May I be of assistance? the trampoline and the relevant hook were surely out of my knowledge, but the rest I am pretty confident I can be helpful with. If you need/want, just let me know
Be my guest. The code is there at Bitbucket.
As of now, the FilterElevation function uses the static example for Canaveral, but already puts the relevant shape declaration into a fake vector (which should come out of the cascading unordered map). There is some commented code at the top of FilterElevation that shows how it goes through the map to find the shape definitions for the tile at hand.
My approach would be to get that map filled by the vPlanet class by means of iterating over the appropriate /Texture/<planet>/Flat folder to find *.flt files, then load them, parse them for definitions and create FlatShape objects on the heap. Perhaps first into a vector, then after the complete planet finished, copy them to array for stable pointers and create the map out of it.
The map creation should be so that the tentative tile coverage should be generated, i.e. which tile at which level is touched by the shape. I'd do so by means of calculating lat/lng of the corner points of the shape (this could be a simple worst case guess like e.g. using hypotenuse of the 2 shape dimensions for square coverage). Then follow all corner points up to sub-pixel level of the shape size. At each level, for all tiles between the corner points, generate the map path for the shape.
We should be able to get away with this sloppiness, because the brute-force shape drawing will take care of the finer details. Worst case is that we iterate over all tile pixels for nothing. Still it should sufficiently rule out no-matches pretty fast. This way, even big shape-lists all over a planet will not hamper tile-loading too much.
The shape object holds pre-processed values. E.g. the dimensions are converted to lat/lng via a decimal degrees guess, <phi> is converted to appropriate sin/cos values, falloff is in double fracture (not percent), type is 1 for ellipse, 4 for "rectangle".
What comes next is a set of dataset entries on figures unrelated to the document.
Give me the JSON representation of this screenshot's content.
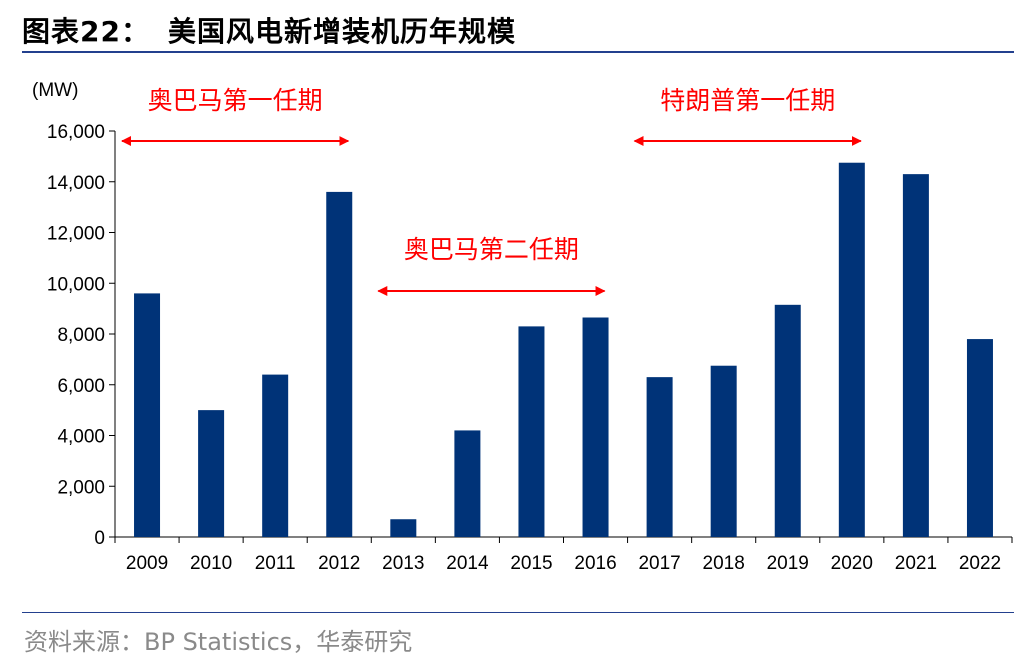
{
  "header": {
    "label": "图表22：",
    "title": "美国风电新增装机历年规模"
  },
  "source": "资料来源：BP Statistics，华泰研究",
  "colors": {
    "bar": "#003378",
    "annotation": "#ff0000",
    "rule": "#23408e"
  },
  "chart_data": {
    "type": "bar",
    "unit_label": "(MW)",
    "categories": [
      "2009",
      "2010",
      "2011",
      "2012",
      "2013",
      "2014",
      "2015",
      "2016",
      "2017",
      "2018",
      "2019",
      "2020",
      "2021",
      "2022"
    ],
    "values": [
      9600,
      5000,
      6400,
      13600,
      700,
      4200,
      8300,
      8650,
      6300,
      6750,
      9150,
      14750,
      14300,
      7800
    ],
    "ylim": [
      0,
      16000
    ],
    "yticks": [
      0,
      2000,
      4000,
      6000,
      8000,
      10000,
      12000,
      14000,
      16000
    ],
    "ytick_labels": [
      "0",
      "2,000",
      "4,000",
      "6,000",
      "8,000",
      "10,000",
      "12,000",
      "14,000",
      "16,000"
    ],
    "grid": false,
    "annotations": [
      {
        "text": "奥巴马第一任期",
        "from": "2009",
        "to": "2012"
      },
      {
        "text": "奥巴马第二任期",
        "from": "2013",
        "to": "2016"
      },
      {
        "text": "特朗普第一任期",
        "from": "2017",
        "to": "2020"
      }
    ]
  }
}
---------- Post added at 18:49 ---------- Previous post was at 18:45 ----------
PS: A curiosity-> I made a test with Cape Canaveral. Of course it works amazingly. What was curious is that I tried to jump from the cliff with the DG, running at full speed on its gear towards the platform edge, but when I got there the vessel tried to follow the terrain under the cliff and did not jump but tried to go down like on a rollercoaster. :lol:
Observed that, too! Two idiots, one thought... off the cliff! Yuppeeeeeh :rofl:
I guess it has something to do with the algorithm that calculates collision plane according to elevation data. If it is something with bsplines, it could well overshoot by the sudden elevation jump between two data-points.
---------- Post added at 19:25 ---------- Previous post was at 18:49 ----------
Hmm. Perhaps it is not a good idea to do it in the vPlanet class. AFAIK, those objects are created for visuals only, and could be destroyed if they go out of visibility. I think it is best to stick to the client class itself, then.